Further development of transportation infrastructure in the area surrounding the EUREF Campus has been the subject of heated political debate for decades. With its existence and its policy of favoring sustainable mobility solutions, the EUREF Campus played a decisive role in ensuring that the federal highway was not extended further north. At the same time, local companies received incentives to electrify their vehicle fleets through the decisive promotion of electromobility on campus – nearly 100% of all parking spaces in the underground garages are capable of charging vehicles. At the same time, high prices made parking unattractive to employees, regardless of whether they own electric or combustion engine vehicles.
The decisive factor for this sustainable development was the scientific consultancy of the interdisciplinary Research Campus Mobility2Grid (M2G), led by the TU Berlin (Technical University of Berlin) and the Berlin Social Science Center (WZB), together with industrial partners such as Siemens and Schneider Electric.
The site's owner, EUREF AG, not only followed M2G's mobility concept but also installed a microgrid with bidirectional charging facilities for electric cars, scooters, and bicycles, as proposed by M2G in 2014. The electrification of all parking spaces, car-sharing offerings, and electric-based micromobility are the cornerstones of the concept. Fewer than 10% of the 7,000 people currently working on the campus commute by car.
Combined with on-site sustainable energy production, the EUREF Campus offers an exceptional example of sector coupling between the transport and energy transitions. Furthermore, the EUREF Campus only builds energy-efficient buildings, and much of the old fabric is reused and renovated in a climate-neutral manner. The interior design of the former gasometer is a prime example.

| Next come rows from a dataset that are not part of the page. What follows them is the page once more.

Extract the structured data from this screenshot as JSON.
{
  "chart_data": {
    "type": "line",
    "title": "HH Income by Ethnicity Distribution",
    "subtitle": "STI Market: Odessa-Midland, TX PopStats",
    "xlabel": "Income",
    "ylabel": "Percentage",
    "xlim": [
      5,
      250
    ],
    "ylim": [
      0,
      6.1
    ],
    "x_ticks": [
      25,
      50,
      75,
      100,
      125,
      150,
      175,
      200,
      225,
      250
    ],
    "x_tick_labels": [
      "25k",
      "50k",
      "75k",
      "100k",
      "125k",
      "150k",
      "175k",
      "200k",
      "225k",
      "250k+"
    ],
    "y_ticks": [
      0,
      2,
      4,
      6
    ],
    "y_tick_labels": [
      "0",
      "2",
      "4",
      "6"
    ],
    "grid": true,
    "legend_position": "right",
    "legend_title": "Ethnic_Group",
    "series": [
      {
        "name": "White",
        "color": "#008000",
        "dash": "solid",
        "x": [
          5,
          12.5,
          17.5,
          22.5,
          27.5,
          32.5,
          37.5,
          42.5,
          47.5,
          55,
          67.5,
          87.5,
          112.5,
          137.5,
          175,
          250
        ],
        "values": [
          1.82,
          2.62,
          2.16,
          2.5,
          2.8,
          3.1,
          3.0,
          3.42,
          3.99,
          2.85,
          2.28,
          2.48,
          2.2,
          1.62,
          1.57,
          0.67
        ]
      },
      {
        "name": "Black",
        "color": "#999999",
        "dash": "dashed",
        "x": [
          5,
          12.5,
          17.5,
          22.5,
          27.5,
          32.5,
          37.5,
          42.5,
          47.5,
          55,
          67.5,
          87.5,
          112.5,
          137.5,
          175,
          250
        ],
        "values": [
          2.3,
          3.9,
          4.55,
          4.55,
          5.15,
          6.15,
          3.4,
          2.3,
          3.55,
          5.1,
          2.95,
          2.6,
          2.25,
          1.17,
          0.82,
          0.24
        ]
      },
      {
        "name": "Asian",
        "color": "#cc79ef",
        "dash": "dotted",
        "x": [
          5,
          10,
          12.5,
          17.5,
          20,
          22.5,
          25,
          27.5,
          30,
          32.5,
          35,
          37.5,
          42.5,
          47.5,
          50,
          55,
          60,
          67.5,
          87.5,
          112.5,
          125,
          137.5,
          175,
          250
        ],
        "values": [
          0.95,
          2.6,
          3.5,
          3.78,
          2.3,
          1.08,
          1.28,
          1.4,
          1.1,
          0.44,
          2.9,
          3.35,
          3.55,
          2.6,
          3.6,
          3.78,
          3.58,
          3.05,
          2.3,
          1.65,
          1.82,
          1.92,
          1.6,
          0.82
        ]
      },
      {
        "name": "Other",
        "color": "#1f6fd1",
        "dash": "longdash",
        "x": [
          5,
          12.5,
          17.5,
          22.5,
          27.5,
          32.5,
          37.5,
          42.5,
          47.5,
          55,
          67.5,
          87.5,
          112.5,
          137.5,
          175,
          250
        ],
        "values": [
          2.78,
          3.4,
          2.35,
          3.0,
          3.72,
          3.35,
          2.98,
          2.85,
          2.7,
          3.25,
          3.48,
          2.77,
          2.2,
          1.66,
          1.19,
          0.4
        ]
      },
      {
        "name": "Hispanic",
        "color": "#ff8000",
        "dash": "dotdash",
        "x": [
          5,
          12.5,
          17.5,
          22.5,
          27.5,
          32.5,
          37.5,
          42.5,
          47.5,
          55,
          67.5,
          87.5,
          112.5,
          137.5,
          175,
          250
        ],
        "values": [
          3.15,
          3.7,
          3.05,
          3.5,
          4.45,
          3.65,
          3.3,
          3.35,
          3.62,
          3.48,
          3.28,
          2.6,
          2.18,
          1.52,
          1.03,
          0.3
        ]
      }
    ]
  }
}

Many companies, especially young ones, and research institutions from the fields of energy, environmental protection, and mobility, developing ecologically and economically sustainable solutions, have established themselves here since the site's development began in 2008. The EUREF Campus has been meeting the German government's CO2 climate protection targets for 2045 since 2014. This highly visible former symbol of the fossil fuel era is now a landmark in the sustainable conversion of former industrial sites.
This allows us to draw conclusions about the urban integration of new or existing (business) districts into their environment: transport policy and urban planning should be more closely intertwined; instead of new districts in greenfields (virgin areas), new settlements should be preceded by sustainable transport infrastructures and not, as is still common, succeeded by them.